Variables like location or single/couple/family make a difference and are hard to reconcile across the board obviously. I don't think using WR is a good measure as it is more a measure of risk and certainty, possibly wealth too, but not so much spending. I mean if I have a 3% WR and spend $20k I am pretty sure most would not consider that fat fire (spartana excluded), at least not in the US.
Maybe WR would be indicative if it was based on just discretionary spending or something like of my 4% WR about 75% is for discretionary.

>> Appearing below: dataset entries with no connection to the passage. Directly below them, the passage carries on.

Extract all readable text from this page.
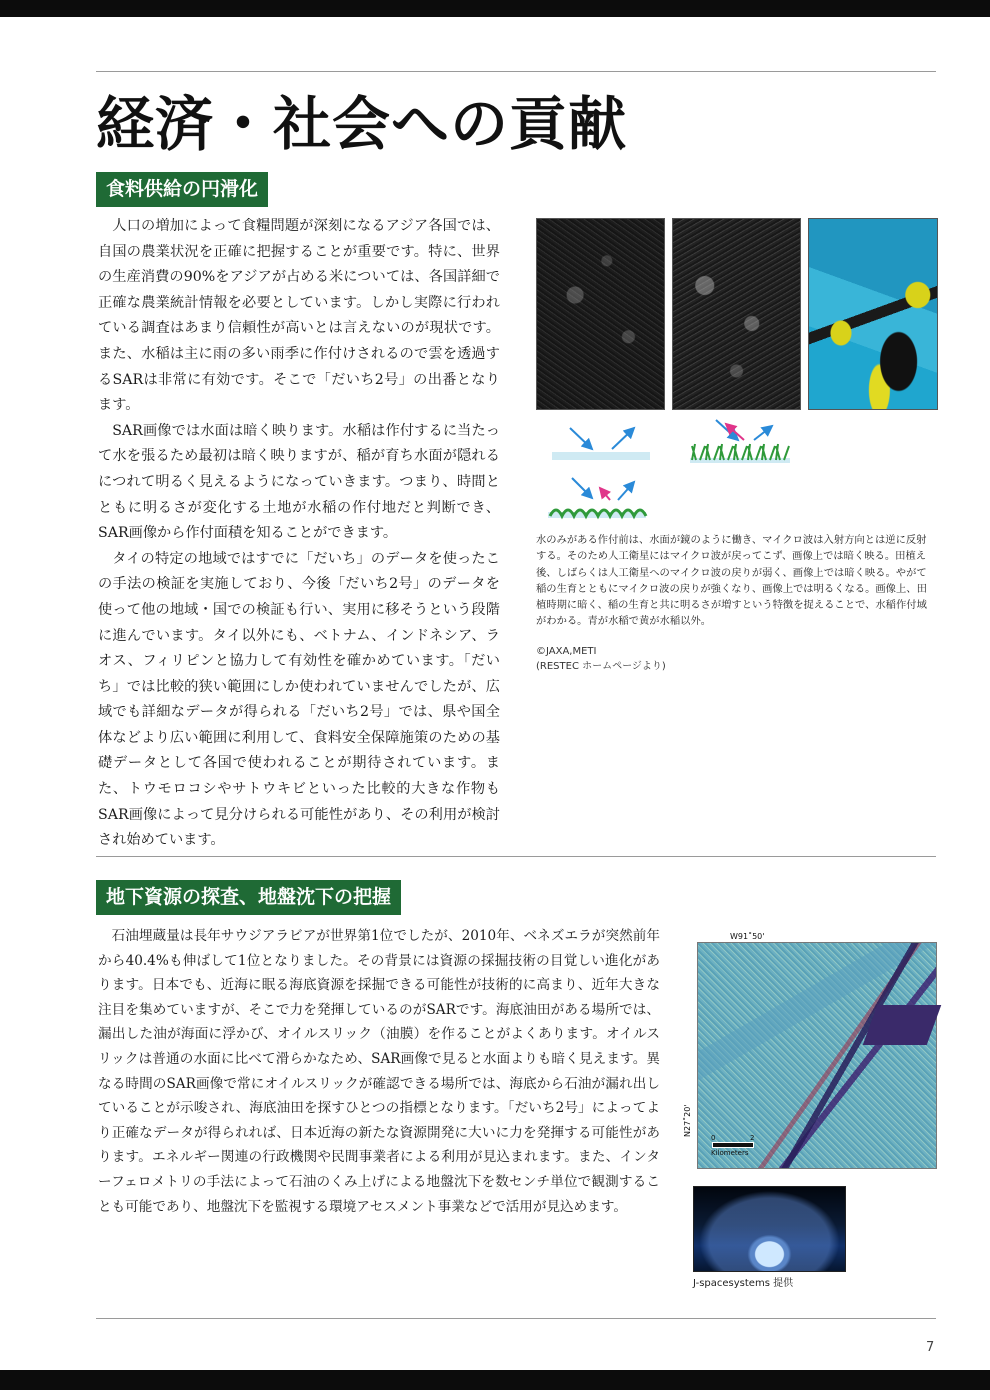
経済・社会への貢献
食料供給の円滑化

人口の増加によって食糧問題が深刻になるアジア各国では、自国の農業状況を正確に把握することが重要です。特に、世界の生産消費の90%をアジアが占める米については、各国詳細で正確な農業統計情報を必要としています。しかし実際に行われている調査はあまり信頼性が高いとは言えないのが現状です。また、水稲は主に雨の多い雨季に作付けされるので雲を透過するSARは非常に有効です。そこで「だいち2号」の出番となります。

SAR画像では水面は暗く映ります。水稲は作付するに当たって水を張るため最初は暗く映りますが、稲が育ち水面が隠れるにつれて明るく見えるようになっていきます。つまり、時間とともに明るさが変化する土地が水稲の作付地だと判断でき、SAR画像から作付面積を知ることができます。

タイの特定の地域ではすでに「だいち」のデータを使ったこの手法の検証を実施しており、今後「だいち2号」のデータを使って他の地域・国での検証も行い、実用に移そうという段階に進んでいます。タイ以外にも、ベトナム、インドネシア、ラオス、フィリピンと協力して有効性を確かめています。「だいち」では比較的狭い範囲にしか使われていませんでしたが、広域でも詳細なデータが得られる「だいち2号」では、県や国全体などより広い範囲に利用して、食料安全保障施策のための基礎データとして各国で使われることが期待されています。また、トウモロコシやサトウキビといった比較的大きな作物もSAR画像によって見分けられる可能性があり、その利用が検討され始めています。

水のみがある作付前は、水面が鏡のように働き、マイクロ波は入射方向とは逆に反射する。そのため人工衛星にはマイクロ波が戻ってこず、画像上では暗く映る。田植え後、しばらくは人工衛星へのマイクロ波の戻りが弱く、画像上では暗く映る。やがて稲の生育とともにマイクロ波の戻りが強くなり、画像上では明るくなる。画像上、田植時期に暗く、稲の生育と共に明るさが増すという特徴を捉えることで、水稲作付域がわかる。青が水稲で黄が水稲以外。

©JAXA,METI
(RESTEC ホームページより)
地下資源の探査、地盤沈下の把握

石油埋蔵量は長年サウジアラビアが世界第1位でしたが、2010年、ベネズエラが突然前年から40.4%も伸ばして1位となりました。その背景には資源の採掘技術の目覚しい進化があります。日本でも、近海に眠る海底資源を採掘できる可能性が技術的に高まり、近年大きな注目を集めていますが、そこで力を発揮しているのがSARです。海底油田がある場所では、漏出した油が海面に浮かび、オイルスリック（油膜）を作ることがよくあります。オイルスリックは普通の水面に比べて滑らかなため、SAR画像で見ると水面よりも暗く見えます。異なる時間のSAR画像で常にオイルスリックが確認できる場所では、海底から石油が漏れ出していることが示唆され、海底油田を探すひとつの指標となります。「だいち2号」によってより正確なデータが得られれば、日本近海の新たな資源開発に大いに力を発揮する可能性があります。エネルギー関連の行政機関や民間事業者による利用が見込まれます。また、インターフェロメトリの手法によって石油のくみ上げによる地盤沈下を数センチ単位で観測することも可能であり、地盤沈下を監視する環境アセスメント事業などで活用が見込めます。

W91˚50'
N27˚20'
0	2
Kilometers

J-spacesystems 提供

7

Maybe an easier more broad approach is to base it on some % of median household income for one's area. Median for my town is $95k so would $100k make my family fat fire (or should I base it more on my neighborhood that has a med hh Inc of $150ish) On one hand, I wouldn't have to pay payroll taxes or set money aside for retirement but I wouldn't have an employer picking up a good chunk of my health care. Also, fed/state taxes could be less if more from dividends and cap gains and principle drawdown or higher if all from 401k/non-roth IRA, which also impacts Healthcare.
Maybe 1 to 1.5x median household income for where you live is Fat FIRE
Maybe a multiple of one's location median household income is determinant
>1.5x is hoggish fire
1.0 to 1.5x is fat fire
0.5x to 1.0x is reg fire
< 0.5x is lean fire
A couple at or above the med hh income spending level iwithout work feels pretty fat. And if doing that in a HCOL then there is the add flex to go to lower COL and be fatter.
IDK, just a thought experiment, as I said I think $100k is a lot but maybe I have it wrong or right.